Moje dziewczyny nie miały nigdy aż takich akcji. Nawet tymczasy nie atakują. Czasem zastanawiają się, czy nie dziabnąć ręki miziającej brzuszek, ale zawsze tak pytająco patrzą najpierw w oczy. Wtedy ja robię najwyraźniej wystarczająco groźną minę i one rezygnują nim jeszcze zaczną.
Może to dlatego, że na sobie się rozładowują?
Ale z drugiej strony Brawurka nigdy nie miała taki zapędów, ani wobec nas, ani wobec suniek, a troszkę czasu była jedynaczką.
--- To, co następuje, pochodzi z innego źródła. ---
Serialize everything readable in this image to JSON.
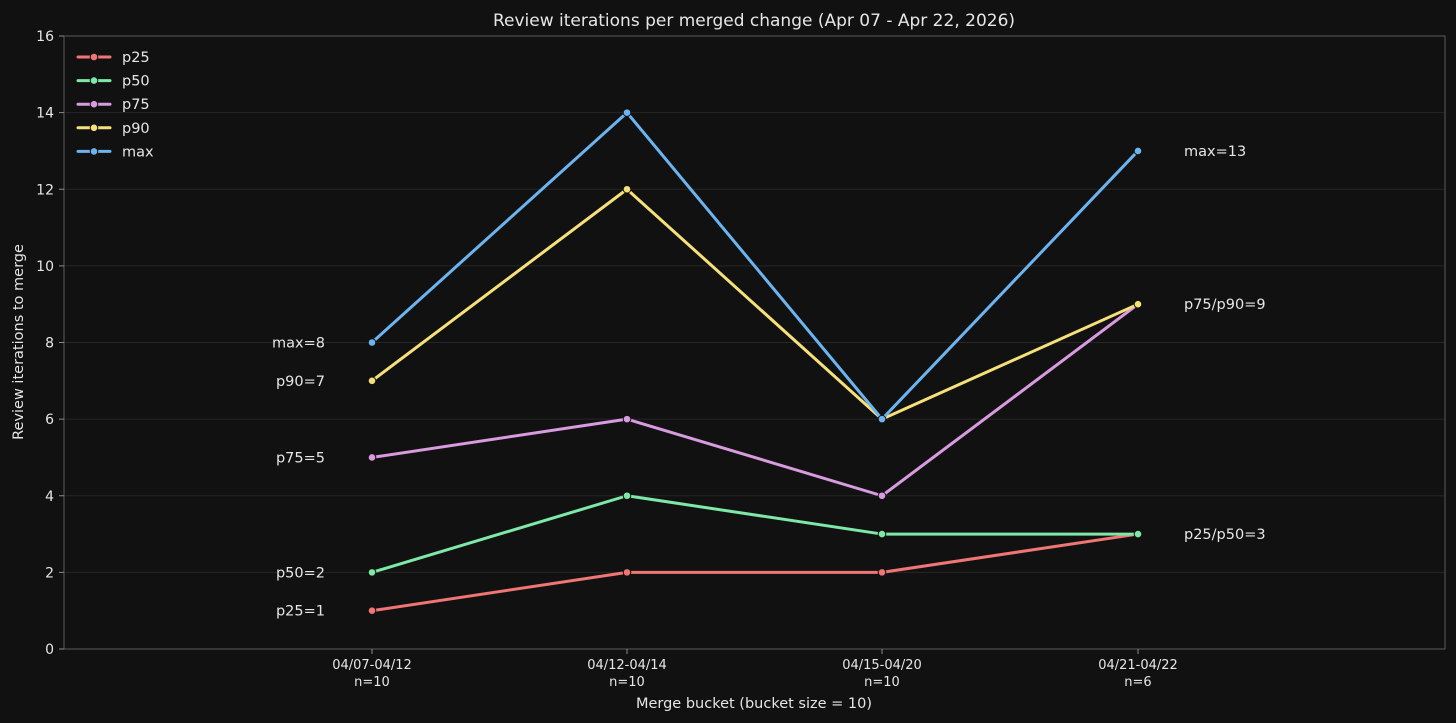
{
  "chart_data": {
    "type": "line",
    "title": "Review iterations per merged change (Apr 07 - Apr 22, 2026)",
    "xlabel": "Merge bucket (bucket size = 10)",
    "ylabel": "Review iterations to merge",
    "ylim": [
      0,
      16
    ],
    "yticks": [
      0,
      2,
      4,
      6,
      8,
      10,
      12,
      14,
      16
    ],
    "grid": true,
    "legend_position": "top-left",
    "categories": [
      {
        "label": "04/07-04/12",
        "n": "n=10"
      },
      {
        "label": "04/12-04/14",
        "n": "n=10"
      },
      {
        "label": "04/15-04/20",
        "n": "n=10"
      },
      {
        "label": "04/21-04/22",
        "n": "n=6"
      }
    ],
    "series": [
      {
        "name": "p25",
        "color": "#f07575",
        "values": [
          1,
          2,
          2,
          3
        ]
      },
      {
        "name": "p50",
        "color": "#7ee8a8",
        "values": [
          2,
          4,
          3,
          3
        ]
      },
      {
        "name": "p75",
        "color": "#d99be0",
        "values": [
          5,
          6,
          4,
          9
        ]
      },
      {
        "name": "p90",
        "color": "#f5e07a",
        "values": [
          7,
          12,
          6,
          9
        ]
      },
      {
        "name": "max",
        "color": "#6cb4f0",
        "values": [
          8,
          14,
          6,
          13
        ]
      }
    ],
    "annotations_left": [
      {
        "text": "max=8",
        "y": 8
      },
      {
        "text": "p90=7",
        "y": 7
      },
      {
        "text": "p75=5",
        "y": 5
      },
      {
        "text": "p50=2",
        "y": 2
      },
      {
        "text": "p25=1",
        "y": 1
      }
    ],
    "annotations_right": [
      {
        "text": "max=13",
        "y": 13
      },
      {
        "text": "p75/p90=9",
        "y": 9
      },
      {
        "text": "p25/p50=3",
        "y": 3
      }
    ]
  }
}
Koczi, jak zaatakuje, to nie wyrywaj ręki. Wręcz przeciwnie dociśnij do niego i tak jakby rozluźnij. Bo w kocie każda próba uwolnienia się pobudza jeszcze instynkt łowczy. Jednocześnie spróbuj pstryknąć go w ucho, syknąć, warknąć, wsadzić palac odrobinkę w gardziołko. Ale to wszystko szybko i sprawnie, bez szarpania. Powinien odpuścić. Jak masz go gdzie izolować, to po takiej akcji na 5 min. do, jak ja to nazywam "karceru". U nas to koci pokój, z którego chętnie korzystają, ale kiedy to jest kara i drzwi zamknięte, to się wyciszają i coś tam to główki dociera. U nas Gaja zalicza odsiadki a napady na Zuzię. Pomaga.
Oczywiście to tylko takie domowe porady. Piszę o tym co skutkuje w naszym przypadku.